LONDON - The world is reaping a harvest of terrifying consequences from escalating conflict and the near breakdown of international law, said Amnesty International as it launched its annual The State of the World’s Human Rights report today, delivering an assessment of human rights in 155 countries.

Amnesty International also warned that the breakdown of the rule of law is likely to accelerate with rapid advancement in artificial intelligence (AI) which, coupled with the dominance of Big Tech, risks a “supercharging” of human rights violations if regulation continues to lag behind advances.

“Amnesty International’s report paints a dismal picture of alarming human rights repression and prolific international rule-breaking, all in the midst of deepening global inequality, superpowers vying for supremacy and an escalating climate crisis,” said Amnesty International’s Secretary General, Agnès Callamard.

“Israel’s flagrant disregard for international law is compounded by the failures of its allies to stop the indescribable civilian bloodshed meted out in Gaza. Many of those allies were the very architects of that post-World War Two system of law. Alongside Russia’s ongoing aggression against Ukraine, the growing number of armed conflicts, and massive human rights violations witnessed, for example, in Sudan, Ethiopia and Myanmar – the global rule-based order is at risk of decimation.”

Lawlessness, discrimination and impunity in conflicts and elsewhere have been enabled by unchecked use of new and familiar technologies which are now routinely weaponized by military, political and corporate actors. Big Tech’s platforms have stoked conflict. Spyware and mass surveillance tools are used to encroach on fundamental rights and freedoms, while governments are deploying automated tools targeting the most marginalized groups in society.

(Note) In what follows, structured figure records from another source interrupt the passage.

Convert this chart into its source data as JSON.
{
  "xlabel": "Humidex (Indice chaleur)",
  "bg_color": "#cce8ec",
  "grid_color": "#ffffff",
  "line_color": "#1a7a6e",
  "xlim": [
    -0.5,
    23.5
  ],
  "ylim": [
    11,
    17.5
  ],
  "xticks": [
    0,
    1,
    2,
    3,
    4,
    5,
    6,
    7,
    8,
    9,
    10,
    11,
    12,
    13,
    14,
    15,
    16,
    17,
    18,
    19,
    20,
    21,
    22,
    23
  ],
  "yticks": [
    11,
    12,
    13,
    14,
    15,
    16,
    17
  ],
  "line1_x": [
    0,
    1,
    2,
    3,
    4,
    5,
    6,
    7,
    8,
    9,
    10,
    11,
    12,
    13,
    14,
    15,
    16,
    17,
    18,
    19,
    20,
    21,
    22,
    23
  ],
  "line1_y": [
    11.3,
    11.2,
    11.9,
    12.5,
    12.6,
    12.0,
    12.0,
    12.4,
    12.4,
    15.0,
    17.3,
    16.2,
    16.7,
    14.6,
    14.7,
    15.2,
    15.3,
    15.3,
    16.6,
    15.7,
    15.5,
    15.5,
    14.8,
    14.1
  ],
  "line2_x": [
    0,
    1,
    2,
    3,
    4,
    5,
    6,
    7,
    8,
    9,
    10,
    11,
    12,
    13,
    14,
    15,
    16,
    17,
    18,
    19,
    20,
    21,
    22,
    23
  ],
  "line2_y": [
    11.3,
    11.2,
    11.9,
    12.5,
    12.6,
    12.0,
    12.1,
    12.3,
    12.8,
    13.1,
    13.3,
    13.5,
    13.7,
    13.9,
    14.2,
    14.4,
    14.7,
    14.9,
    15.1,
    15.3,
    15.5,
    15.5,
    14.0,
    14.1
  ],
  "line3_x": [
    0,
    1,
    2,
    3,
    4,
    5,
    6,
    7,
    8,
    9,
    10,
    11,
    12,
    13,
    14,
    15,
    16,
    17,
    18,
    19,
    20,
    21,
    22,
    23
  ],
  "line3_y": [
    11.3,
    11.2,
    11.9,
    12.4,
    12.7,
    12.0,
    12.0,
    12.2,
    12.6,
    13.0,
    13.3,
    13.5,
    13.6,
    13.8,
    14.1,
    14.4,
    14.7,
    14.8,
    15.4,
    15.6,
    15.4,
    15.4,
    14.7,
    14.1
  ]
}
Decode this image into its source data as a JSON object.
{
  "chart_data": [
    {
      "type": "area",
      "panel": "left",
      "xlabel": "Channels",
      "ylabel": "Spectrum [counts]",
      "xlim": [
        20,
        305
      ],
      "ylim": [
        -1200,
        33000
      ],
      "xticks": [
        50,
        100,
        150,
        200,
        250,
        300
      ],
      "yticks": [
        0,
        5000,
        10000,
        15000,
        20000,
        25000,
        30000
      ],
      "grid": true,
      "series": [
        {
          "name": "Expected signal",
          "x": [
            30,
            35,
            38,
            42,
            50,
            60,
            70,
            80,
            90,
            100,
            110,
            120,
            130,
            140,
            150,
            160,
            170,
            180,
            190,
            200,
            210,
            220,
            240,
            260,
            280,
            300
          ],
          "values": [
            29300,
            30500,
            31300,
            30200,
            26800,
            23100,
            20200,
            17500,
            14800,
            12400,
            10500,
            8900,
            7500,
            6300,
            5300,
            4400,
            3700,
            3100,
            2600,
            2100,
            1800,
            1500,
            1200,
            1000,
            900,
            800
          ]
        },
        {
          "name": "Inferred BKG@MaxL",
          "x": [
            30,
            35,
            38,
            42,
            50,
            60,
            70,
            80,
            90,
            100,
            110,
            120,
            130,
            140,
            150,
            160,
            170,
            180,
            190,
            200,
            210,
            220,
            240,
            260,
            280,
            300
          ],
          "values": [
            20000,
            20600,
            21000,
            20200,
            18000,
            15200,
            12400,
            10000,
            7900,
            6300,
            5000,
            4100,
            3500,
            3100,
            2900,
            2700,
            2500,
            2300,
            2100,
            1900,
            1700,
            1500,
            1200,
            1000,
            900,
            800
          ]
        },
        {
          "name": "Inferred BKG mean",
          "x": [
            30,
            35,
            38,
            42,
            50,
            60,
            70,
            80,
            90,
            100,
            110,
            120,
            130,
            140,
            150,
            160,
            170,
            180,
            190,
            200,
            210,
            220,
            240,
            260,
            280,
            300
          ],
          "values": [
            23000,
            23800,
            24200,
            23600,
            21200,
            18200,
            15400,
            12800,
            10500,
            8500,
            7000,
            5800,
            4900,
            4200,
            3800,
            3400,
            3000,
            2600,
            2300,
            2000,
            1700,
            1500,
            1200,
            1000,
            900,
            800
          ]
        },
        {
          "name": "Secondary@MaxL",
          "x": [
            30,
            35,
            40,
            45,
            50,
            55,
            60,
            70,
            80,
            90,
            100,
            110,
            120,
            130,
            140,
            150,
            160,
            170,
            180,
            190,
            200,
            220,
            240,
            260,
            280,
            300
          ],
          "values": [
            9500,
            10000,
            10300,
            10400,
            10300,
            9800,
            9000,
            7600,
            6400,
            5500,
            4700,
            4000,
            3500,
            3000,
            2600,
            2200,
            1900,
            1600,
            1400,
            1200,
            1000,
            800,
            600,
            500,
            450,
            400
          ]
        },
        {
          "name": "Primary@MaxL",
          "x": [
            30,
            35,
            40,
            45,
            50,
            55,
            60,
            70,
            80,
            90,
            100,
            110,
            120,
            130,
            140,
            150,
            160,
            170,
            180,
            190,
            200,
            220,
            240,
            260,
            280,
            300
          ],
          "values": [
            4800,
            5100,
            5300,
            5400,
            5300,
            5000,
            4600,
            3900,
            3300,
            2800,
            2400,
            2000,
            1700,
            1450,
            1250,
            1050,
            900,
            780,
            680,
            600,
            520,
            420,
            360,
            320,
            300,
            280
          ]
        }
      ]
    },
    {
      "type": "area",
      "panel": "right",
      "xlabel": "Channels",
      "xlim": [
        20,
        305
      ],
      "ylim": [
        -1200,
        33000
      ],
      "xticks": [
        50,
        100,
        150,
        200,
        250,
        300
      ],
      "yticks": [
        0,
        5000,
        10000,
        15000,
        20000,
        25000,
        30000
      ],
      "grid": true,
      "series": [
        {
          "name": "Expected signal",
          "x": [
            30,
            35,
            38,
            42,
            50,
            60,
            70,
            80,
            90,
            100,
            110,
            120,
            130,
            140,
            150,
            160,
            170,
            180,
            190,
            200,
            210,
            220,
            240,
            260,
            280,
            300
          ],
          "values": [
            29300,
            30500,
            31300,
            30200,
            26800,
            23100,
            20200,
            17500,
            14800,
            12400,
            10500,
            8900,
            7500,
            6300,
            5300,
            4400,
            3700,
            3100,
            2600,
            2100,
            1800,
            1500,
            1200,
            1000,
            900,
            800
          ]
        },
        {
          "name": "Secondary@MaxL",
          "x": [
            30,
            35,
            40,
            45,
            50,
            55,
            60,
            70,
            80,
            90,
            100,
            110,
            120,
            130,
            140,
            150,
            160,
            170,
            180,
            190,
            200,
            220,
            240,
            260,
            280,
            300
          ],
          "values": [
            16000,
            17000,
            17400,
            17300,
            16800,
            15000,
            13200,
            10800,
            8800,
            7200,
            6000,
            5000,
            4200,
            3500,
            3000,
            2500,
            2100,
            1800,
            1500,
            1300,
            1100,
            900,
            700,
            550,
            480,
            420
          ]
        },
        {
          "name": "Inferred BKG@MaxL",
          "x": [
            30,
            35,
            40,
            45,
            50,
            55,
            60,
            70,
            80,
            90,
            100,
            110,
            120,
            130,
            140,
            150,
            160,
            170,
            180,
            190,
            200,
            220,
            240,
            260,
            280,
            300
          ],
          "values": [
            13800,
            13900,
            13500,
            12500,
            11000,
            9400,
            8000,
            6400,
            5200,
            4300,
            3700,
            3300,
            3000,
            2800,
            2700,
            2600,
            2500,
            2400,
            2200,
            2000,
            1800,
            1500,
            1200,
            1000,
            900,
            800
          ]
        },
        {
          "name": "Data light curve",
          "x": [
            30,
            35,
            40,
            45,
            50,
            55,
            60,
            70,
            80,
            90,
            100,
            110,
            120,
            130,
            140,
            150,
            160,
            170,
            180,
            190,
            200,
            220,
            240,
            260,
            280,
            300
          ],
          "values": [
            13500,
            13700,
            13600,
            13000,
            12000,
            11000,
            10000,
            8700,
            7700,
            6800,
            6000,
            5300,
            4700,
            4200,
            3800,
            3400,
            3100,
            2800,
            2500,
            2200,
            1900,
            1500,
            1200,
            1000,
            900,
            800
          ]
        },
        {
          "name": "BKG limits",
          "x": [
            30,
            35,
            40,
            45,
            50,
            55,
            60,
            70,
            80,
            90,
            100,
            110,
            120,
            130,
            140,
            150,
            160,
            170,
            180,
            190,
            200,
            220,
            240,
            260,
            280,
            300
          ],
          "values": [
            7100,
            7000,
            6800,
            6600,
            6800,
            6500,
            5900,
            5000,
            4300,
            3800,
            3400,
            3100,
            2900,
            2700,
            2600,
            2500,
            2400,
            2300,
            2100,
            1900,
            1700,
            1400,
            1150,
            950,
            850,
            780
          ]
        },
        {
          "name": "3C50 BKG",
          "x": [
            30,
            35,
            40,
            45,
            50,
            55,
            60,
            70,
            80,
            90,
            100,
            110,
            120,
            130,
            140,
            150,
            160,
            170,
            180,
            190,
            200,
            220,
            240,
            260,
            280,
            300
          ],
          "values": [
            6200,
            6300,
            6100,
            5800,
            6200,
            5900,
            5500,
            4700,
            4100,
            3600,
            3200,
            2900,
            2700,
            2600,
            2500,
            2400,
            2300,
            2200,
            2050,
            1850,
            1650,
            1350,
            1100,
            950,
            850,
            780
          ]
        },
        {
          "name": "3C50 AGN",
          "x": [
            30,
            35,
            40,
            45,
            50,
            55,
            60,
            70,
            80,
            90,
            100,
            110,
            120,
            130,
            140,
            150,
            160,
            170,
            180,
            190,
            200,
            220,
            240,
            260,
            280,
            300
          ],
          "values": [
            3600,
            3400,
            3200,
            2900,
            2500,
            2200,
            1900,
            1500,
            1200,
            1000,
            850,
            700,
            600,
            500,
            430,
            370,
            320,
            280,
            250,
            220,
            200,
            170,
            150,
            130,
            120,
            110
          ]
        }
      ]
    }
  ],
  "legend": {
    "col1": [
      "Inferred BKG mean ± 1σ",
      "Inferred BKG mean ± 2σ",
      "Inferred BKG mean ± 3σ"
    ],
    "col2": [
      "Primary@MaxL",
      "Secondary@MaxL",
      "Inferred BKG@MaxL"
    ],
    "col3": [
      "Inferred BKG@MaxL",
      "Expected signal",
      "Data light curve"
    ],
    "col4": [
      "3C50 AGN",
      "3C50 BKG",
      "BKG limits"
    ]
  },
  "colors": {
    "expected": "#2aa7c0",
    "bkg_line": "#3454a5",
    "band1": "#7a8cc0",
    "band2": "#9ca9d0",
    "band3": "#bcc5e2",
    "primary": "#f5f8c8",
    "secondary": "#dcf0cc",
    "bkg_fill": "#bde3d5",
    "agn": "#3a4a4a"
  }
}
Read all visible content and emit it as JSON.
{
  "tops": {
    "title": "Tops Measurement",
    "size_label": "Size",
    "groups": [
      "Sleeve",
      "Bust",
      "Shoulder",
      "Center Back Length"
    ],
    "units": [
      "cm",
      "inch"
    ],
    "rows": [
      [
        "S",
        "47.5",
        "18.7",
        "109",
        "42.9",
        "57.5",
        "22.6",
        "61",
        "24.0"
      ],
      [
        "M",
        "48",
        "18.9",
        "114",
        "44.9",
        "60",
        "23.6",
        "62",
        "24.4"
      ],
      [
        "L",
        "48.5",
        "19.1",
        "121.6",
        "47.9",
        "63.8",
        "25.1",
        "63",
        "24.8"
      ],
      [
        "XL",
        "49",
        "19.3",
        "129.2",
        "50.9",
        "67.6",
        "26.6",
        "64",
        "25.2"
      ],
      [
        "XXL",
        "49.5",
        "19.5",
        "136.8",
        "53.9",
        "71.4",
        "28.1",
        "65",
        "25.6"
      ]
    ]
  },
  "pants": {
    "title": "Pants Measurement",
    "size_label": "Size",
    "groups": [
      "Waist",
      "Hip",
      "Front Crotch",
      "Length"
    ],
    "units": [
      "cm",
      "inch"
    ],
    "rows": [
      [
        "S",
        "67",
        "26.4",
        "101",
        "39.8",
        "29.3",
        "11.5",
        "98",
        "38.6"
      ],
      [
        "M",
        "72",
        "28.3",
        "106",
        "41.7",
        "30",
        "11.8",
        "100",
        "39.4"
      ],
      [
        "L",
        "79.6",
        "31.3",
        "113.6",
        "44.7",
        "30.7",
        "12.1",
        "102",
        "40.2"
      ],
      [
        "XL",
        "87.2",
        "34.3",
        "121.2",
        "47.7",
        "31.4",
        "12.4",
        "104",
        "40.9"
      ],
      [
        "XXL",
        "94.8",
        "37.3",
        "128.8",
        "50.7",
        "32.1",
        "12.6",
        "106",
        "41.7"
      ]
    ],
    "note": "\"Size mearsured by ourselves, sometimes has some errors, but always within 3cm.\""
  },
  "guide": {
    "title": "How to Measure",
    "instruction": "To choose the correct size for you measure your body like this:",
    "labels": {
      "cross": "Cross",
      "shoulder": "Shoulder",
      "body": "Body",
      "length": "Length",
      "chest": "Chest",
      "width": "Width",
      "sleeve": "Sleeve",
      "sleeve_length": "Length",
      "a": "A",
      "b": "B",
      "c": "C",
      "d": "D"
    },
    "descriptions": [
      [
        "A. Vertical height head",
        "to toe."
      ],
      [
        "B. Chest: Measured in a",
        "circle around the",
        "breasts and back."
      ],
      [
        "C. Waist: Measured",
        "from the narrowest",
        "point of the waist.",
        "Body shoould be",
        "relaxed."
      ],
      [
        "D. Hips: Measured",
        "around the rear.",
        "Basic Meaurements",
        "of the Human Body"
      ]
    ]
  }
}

“In an increasingly precarious world, unregulated proliferation and deployment of technologies such as generative AI, facial recognition and spyware are poised to be a pernicious foe – scaling up and supercharging violations of international law and human rights to exceptional levels,” said Agnès Callamard.

“During a landmark year of elections and in the face of the increasingly powerful anti-regulation lobby driven and financed by Big Tech actors, these rogue and unregulated technological advances pose an enormous threat to us all. They can be weaponized to discriminate, disinform and divide.”